À la 7ème minute, le délit est commis, le vol de l’argent est fait. À la 21ème, le complice et la femme meurent. C’est la fin d’un film et le début d’un nouveau, comme si Sautet avait condensé les prérequis dramatiques dans un court-métrage précédent le véritable enjeu du film : comment rapatrier de Nice à Paris Abel Davos, à la fois gangster souhaitant se ranger et père voulant protéger son fils ? Ses amis, trop lâches pour descendre eux-mêmes l’aider, envoient en ambulance Erik Stark, un parfait inconnu, aider le père et le fils. Et puis une femme s’emmêle. Car il faut toujours une femme…

Tout ce début de film témoigne de la grande proximité que semble entretenir Sautet avec les Jeunes Turcs de la Nouvelle Vague : d’une part, l’esthétique se veut être dans l’éthique de son époque, notamment la scène de vol au début du film, tournée en caméra discrète, dans le rue, sans que les passants soient au courant ; d’autre part, les lieux de tournage sont ceux chéris et promus dans les films étiquetés Nouvelle Vague, avec la Cote d’Azur et la capitale, dans une progression toutefois inversée (généralement, on fuit Paris pour le Sud) ; enfin, la présence de Belmondo est somme toute anecdotique mais intéressante, en tant que figure du renouveau du cinéma français dans les années 60.

La dernière partie du film change à nouveau de registre, passant d’un film de cavale à un film de vengeance : la proie devient chasseur. Abel Davos cherche en effet à faire payer durement à ses « amis » leur non-assistance. C’est alors le retour au polar classique, plein de menaces, d’armes et de châtaignes.

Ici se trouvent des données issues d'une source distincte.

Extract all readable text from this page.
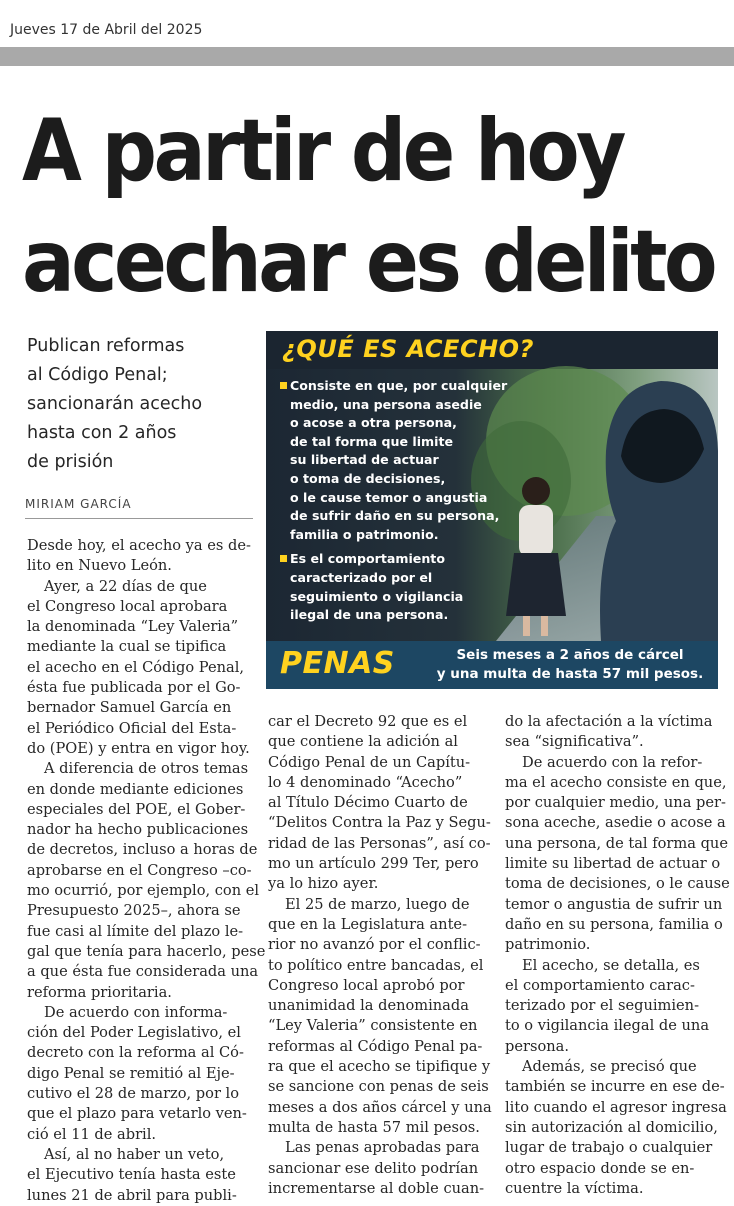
Jueves 17 de Abril del 2025
A partir de hoy
acechar es delito
Publican reformas
al Código Penal;
sancionarán acecho
hasta con 2 años
de prisión
MIRIAM GARCÍA
¿QUÉ ES ACECHO?
Consiste en que, por cualquier
medio, una persona asedie
o acose a otra persona,
de tal forma que limite
su libertad de actuar
o toma de decisiones,
o le cause temor o angustia
de sufrir daño en su persona,
familia o patrimonio.
Es el comportamiento
caracterizado por el
seguimiento o vigilancia
ilegal de una persona.
PENAS	Seis meses a 2 años de cárcel
y una multa de hasta 57 mil pesos.
Desde hoy, el acecho ya es de-
lito en Nuevo León.
Ayer, a 22 días de que
el Congreso local aprobara
la denominada “Ley Valeria”
mediante la cual se tipifica
el acecho en el Código Penal,
ésta fue publicada por el Go-
bernador Samuel García en
el Periódico Oficial del Esta-
do (POE) y entra en vigor hoy.
A diferencia de otros temas
en donde mediante ediciones
especiales del POE, el Gober-
nador ha hecho publicaciones
de decretos, incluso a horas de
aprobarse en el Congreso –co-
mo ocurrió, por ejemplo, con el
Presupuesto 2025–, ahora se
fue casi al límite del plazo le-
gal que tenía para hacerlo, pese
a que ésta fue considerada una
reforma prioritaria.
De acuerdo con informa-
ción del Poder Legislativo, el
decreto con la reforma al Có-
digo Penal se remitió al Eje-
cutivo el 28 de marzo, por lo
que el plazo para vetarlo ven-
ció el 11 de abril.
Así, al no haber un veto,
el Ejecutivo tenía hasta este
lunes 21 de abril para publi-
car el Decreto 92 que es el
que contiene la adición al
Código Penal de un Capítu-
lo 4 denominado “Acecho”
al Título Décimo Cuarto de
“Delitos Contra la Paz y Segu-
ridad de las Personas”, así co-
mo un artículo 299 Ter, pero
ya lo hizo ayer.
El 25 de marzo, luego de
que en la Legislatura ante-
rior no avanzó por el conflic-
to político entre bancadas, el
Congreso local aprobó por
unanimidad la denominada
“Ley Valeria” consistente en
reformas al Código Penal pa-
ra que el acecho se tipifique y
se sancione con penas de seis
meses a dos años cárcel y una
multa de hasta 57 mil pesos.
Las penas aprobadas para
sancionar ese delito podrían
incrementarse al doble cuan-
do la afectación a la víctima
sea “significativa”.
De acuerdo con la refor-
ma el acecho consiste en que,
por cualquier medio, una per-
sona aceche, asedie o acose a
una persona, de tal forma que
limite su libertad de actuar o
toma de decisiones, o le cause
temor o angustia de sufrir un
daño en su persona, familia o
patrimonio.
El acecho, se detalla, es
el comportamiento carac-
terizado por el seguimien-
to o vigilancia ilegal de una
persona.
Además, se precisó que
también se incurre en ese de-
lito cuando el agresor ingresa
sin autorización al domicilio,
lugar de trabajo o cualquier
otro espacio donde se en-
cuentre la víctima.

Enfin, la force du film réside dans son casting, à l’image de ce qu’il représente : l’avènement d’un cinéma neuf qui n’oublie pas ses fondements. En soit, c’est une philosophie très Nouvelle Vague, qui reconnait la qualité d’auteurs à des réalisateurs « mentors ». Le mélange des genres, entre film d’auteur et polar, oscillant sans cesse entre innovations et respect du genre, permet une transition douce et très plaisante vers un cinéma qui se décrasse. C’est parfaitement ce que représentent Ventura et Belmondo. En effet, le premier, bien qu’ayant encore une carrière relativement récente à la sortie du film, est plutôt associé au cinéma de papas, et partage vite la même casquette que ses compagnons de jeu comme Gabin ou Blier, tandis que le second sera à l’affiche la même année du film le plus emblématique de la Nouvelle Vague. Et puis il y a les femmes, comme souvent le point faible des hommes, et comme toujours le point fort des films. La sublime Sandra Milo est le personnage le plus troublant du film et reste le peu de chaleur encore intact (avec l’enfant d’Abel Davos) au milieu de la froideur des règlements de compte.


Attention, le visionnage de Classe tous risques est irréversible, car une fois que l’on a goûté au polar, on n’y résiste plus.